In appointing Roberts as CJ, these are the scenarios I see:

  • John Roberts went from associate justice appointee, one of 9 such people, to SCOTUS Chief Justice appointee, the instant head of these nine. The stakes are much more elevated for the opposition now, since they have to mount a more sustained anti-Roberts campaign, else lose face politically. He will be the emblem of what almost everyone realises now will be a more Conservative-leaning Court. Being so young (only 49), he could conceivably still be Justice in the year 2035. His is the most public role of the SCOTUS -- duties range fom the ceremonial, such as administering the Oath of Office to all Presidents after President Bush, to the influential, such as choosing which Justice handles which opinion, etc. This position is not a boondoggle. It's a blessing.

  • The vacancy left by Sandra Day O'Connor is now again unfilled. Since she is considered the make-or-break vote in the most important SCOTUS decisions, it will be difficult for the President to make two moderate-looking appointments. Average Americans will expect him to appoint a SDO-like swing voter, which even the moderate Roberts was known not to be. His party "base" (oh hated term) will expect a more overt social Conservative. Rehnquist was solidly conservative, but not die-hard as Scalia and Thomas are. SDO was not predictably conservative in social issues. The US President then will be less able to appoint a more obviously right-leaning person, say like Edith Jones of Texas, without a more acute flood of protest and inquiry from MSM.

  • The two simultaneous vacancies during the term of a Republican President makes it more difficult for a non-descript Stevens or an emabattled Souter or an aging Ginzburg to resign. They would be practically excoriated by ideologues on the Left, who would see handing such a ripe plum to the object of their hatred, President Bush 43, as almost akin to social treason.

  • The famous Gang of 14 pact, where 14 US Senators, 7 of each political party, made an alliance not to either fillibuster a proposal by Preisdent Bush or to do so only for extreme situations, or to invoke the nuclear option of doing away with the fillibusterm will be sorely tried now.
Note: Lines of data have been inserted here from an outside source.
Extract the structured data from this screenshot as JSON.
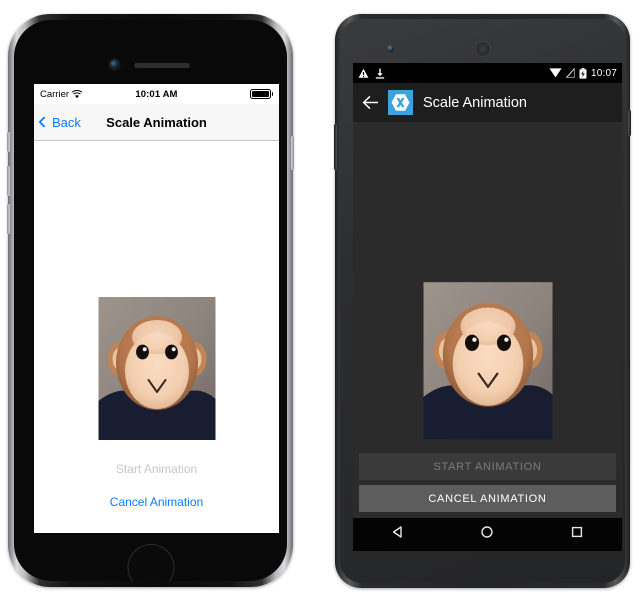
{
  "ios": {
    "device_name": "iPhone",
    "status_bar": {
      "carrier": "Carrier",
      "wifi_icon": "wifi-icon",
      "time": "10:01 AM",
      "battery_icon": "battery-full-icon"
    },
    "nav_bar": {
      "back_label": "Back",
      "back_icon": "chevron-left-icon",
      "title": "Scale Animation"
    },
    "content": {
      "image_name": "monkey-photo",
      "image_alt": "Plush monkey toy"
    },
    "actions": {
      "start_label": "Start Animation",
      "start_enabled": false,
      "cancel_label": "Cancel Animation",
      "cancel_enabled": true
    },
    "home_button": "home-button"
  },
  "android": {
    "device_name": "Android phone",
    "status_bar": {
      "warning_icon": "warning-triangle-icon",
      "download_icon": "download-icon",
      "wifi_icon": "wifi-icon",
      "signal_icon": "no-signal-icon",
      "battery_icon": "battery-charging-icon",
      "time": "10:07"
    },
    "toolbar": {
      "back_icon": "arrow-left-icon",
      "logo_icon": "xamarin-logo-icon",
      "title": "Scale Animation"
    },
    "content": {
      "image_name": "monkey-photo",
      "image_alt": "Plush monkey toy"
    },
    "actions": {
      "start_label": "START ANIMATION",
      "start_enabled": false,
      "cancel_label": "CANCEL ANIMATION",
      "cancel_enabled": true
    },
    "nav_bar": {
      "back_icon": "nav-back-triangle-icon",
      "home_icon": "nav-home-circle-icon",
      "recents_icon": "nav-recents-square-icon"
    }
  },
  "colors": {
    "ios_accent": "#0a7cff",
    "ios_disabled": "#c5c7ca",
    "ios_navbar_bg": "#f7f7f8",
    "android_bg": "#2b2b2b",
    "android_toolbar_bg": "#1e1e1e",
    "android_logo_blue": "#3ba3e0",
    "android_btn_enabled_bg": "#5d5d5d",
    "android_btn_disabled_bg": "#3a3a3a",
    "android_btn_disabled_text": "#7b7b7b"
  }
}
It can't survive if President Bush appoints a more Conservative Justice to fill the newest vacancy. It was always merely a pact for show, for political reasons to pretend that moderates won the day, but if put to the real test, it will crumble.

  • The new appointee might come via a political or bureaucratic career, rather than strictly legal career, as indeed William Rehnquist did. I wonder if ex-Special Counsel Theodore Olson, Edith Jones' good friend and a widower whose wife Barbara perished in the second airplane which struck the Twin Towers, is doing anything important these days? But then, if the President wants to minimise his chances of an endless fight, he could choose a Conservative woman of minority status. How about a Hispanic lady lawyer from South Florida?

  • One cannot know what will happen, but it's safe to say the next appointment to the Supreme Court will be scrutinised much more carefully than John Roberts' was.

    I wish that person every luck. He or she will surely need it.